Triptolide has been proven to possess anticancer efficacy; however, its application in the clinical practice was limited by poor water solubility, hepatotoxicity, and nephrotoxicity. In this study, a ...triptolide-loaded exosomes delivery system (TP-Exos) was constructed and its effects on the proliferation and apoptosis of SKOV3 cells in vitro and in vivo were observed. SKOV3-exosomes (SK-Exos) were collected by ultracentrifugation and ultrafiltration centrifugation. TP-Exos was constructed by sonication and ultrafiltration centrifugation. SK-Exos and TP-Exos were characterized by transmission electron microscopy, western blotting, nanoparticle-tracking analysis, and high-performance liquid chromatography. Cellular uptake of exosomes, 3-(4,5-dimethylthiazol-2-yl)-2,5-diphenyltetrazolium bromide (MTT) assay, bromodeoxyuridine (BrdU) cell proliferation assay, and cell apoptosis experiment were used to study the effect of TP-Exos on ovarian cancer in vitro. Tumor-targeting study of exosomes, monitoring the tumor volume of mice, and TdT-mediated dUTP Nick-End labeling (TUNEL) assay were used to evaluate the effect of TP-Exos on ovarian cancer in vivo. The toxicity of TP-Exos in vivo was evaluated by liver and kidney function and histopathology of major organs (heart, liver, spleen, lung, kidney, and ovary). The results revealed that TP-Exos not only have the general characteristics of exosomes but also have high drug encapsulation efficiency.
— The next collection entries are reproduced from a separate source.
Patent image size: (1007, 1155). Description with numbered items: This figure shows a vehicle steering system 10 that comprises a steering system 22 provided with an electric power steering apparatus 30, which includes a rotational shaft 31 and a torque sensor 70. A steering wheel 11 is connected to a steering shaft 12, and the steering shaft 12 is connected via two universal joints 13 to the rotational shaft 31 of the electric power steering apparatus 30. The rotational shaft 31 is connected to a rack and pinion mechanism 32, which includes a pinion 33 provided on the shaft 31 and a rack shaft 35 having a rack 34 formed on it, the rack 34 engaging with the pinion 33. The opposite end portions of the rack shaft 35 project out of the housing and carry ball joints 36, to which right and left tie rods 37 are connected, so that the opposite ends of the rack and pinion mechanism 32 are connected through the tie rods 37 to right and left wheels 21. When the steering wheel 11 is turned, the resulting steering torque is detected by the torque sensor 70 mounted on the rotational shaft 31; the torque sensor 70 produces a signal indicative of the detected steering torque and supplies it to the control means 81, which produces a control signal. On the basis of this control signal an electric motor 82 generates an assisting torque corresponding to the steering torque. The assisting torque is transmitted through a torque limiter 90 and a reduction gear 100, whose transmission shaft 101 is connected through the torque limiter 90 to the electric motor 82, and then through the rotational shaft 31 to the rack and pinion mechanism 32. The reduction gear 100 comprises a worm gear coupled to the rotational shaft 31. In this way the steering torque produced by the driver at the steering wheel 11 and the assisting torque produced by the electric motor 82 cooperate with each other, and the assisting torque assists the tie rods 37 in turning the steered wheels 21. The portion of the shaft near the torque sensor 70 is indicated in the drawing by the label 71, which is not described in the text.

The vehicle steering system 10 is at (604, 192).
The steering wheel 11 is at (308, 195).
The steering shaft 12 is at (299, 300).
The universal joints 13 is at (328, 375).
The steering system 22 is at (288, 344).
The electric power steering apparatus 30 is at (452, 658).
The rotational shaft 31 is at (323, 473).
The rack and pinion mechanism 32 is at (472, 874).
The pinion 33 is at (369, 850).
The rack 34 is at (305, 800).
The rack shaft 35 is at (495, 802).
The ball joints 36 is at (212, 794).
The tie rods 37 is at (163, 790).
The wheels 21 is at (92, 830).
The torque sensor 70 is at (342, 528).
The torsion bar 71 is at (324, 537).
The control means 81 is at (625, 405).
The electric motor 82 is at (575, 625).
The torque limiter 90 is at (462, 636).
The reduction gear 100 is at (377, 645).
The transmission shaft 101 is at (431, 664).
Besides, PKH26 labeled exosomes (PKH26-Exos) could be uptaken by SKOV3 cells, and Dir labeled exosomes (Dir-Exos) could be enriched to the tumor site of tumor bearing mice. Furthermore, the cytotoxic and apoptotic effects on SKOV3 cells of TP-Exos were weaker than those of free TP, and tumor cell proliferation inhibition and tumor growth inhibition were stronger than that of free TP. Moreover, TP-Exos have toxic effect on liver and spleen. In conclusion, the TP-Exos could be a promising strategy for ovarian cancer, but they need to be further optimized to attenuate the damage to liver and spleen.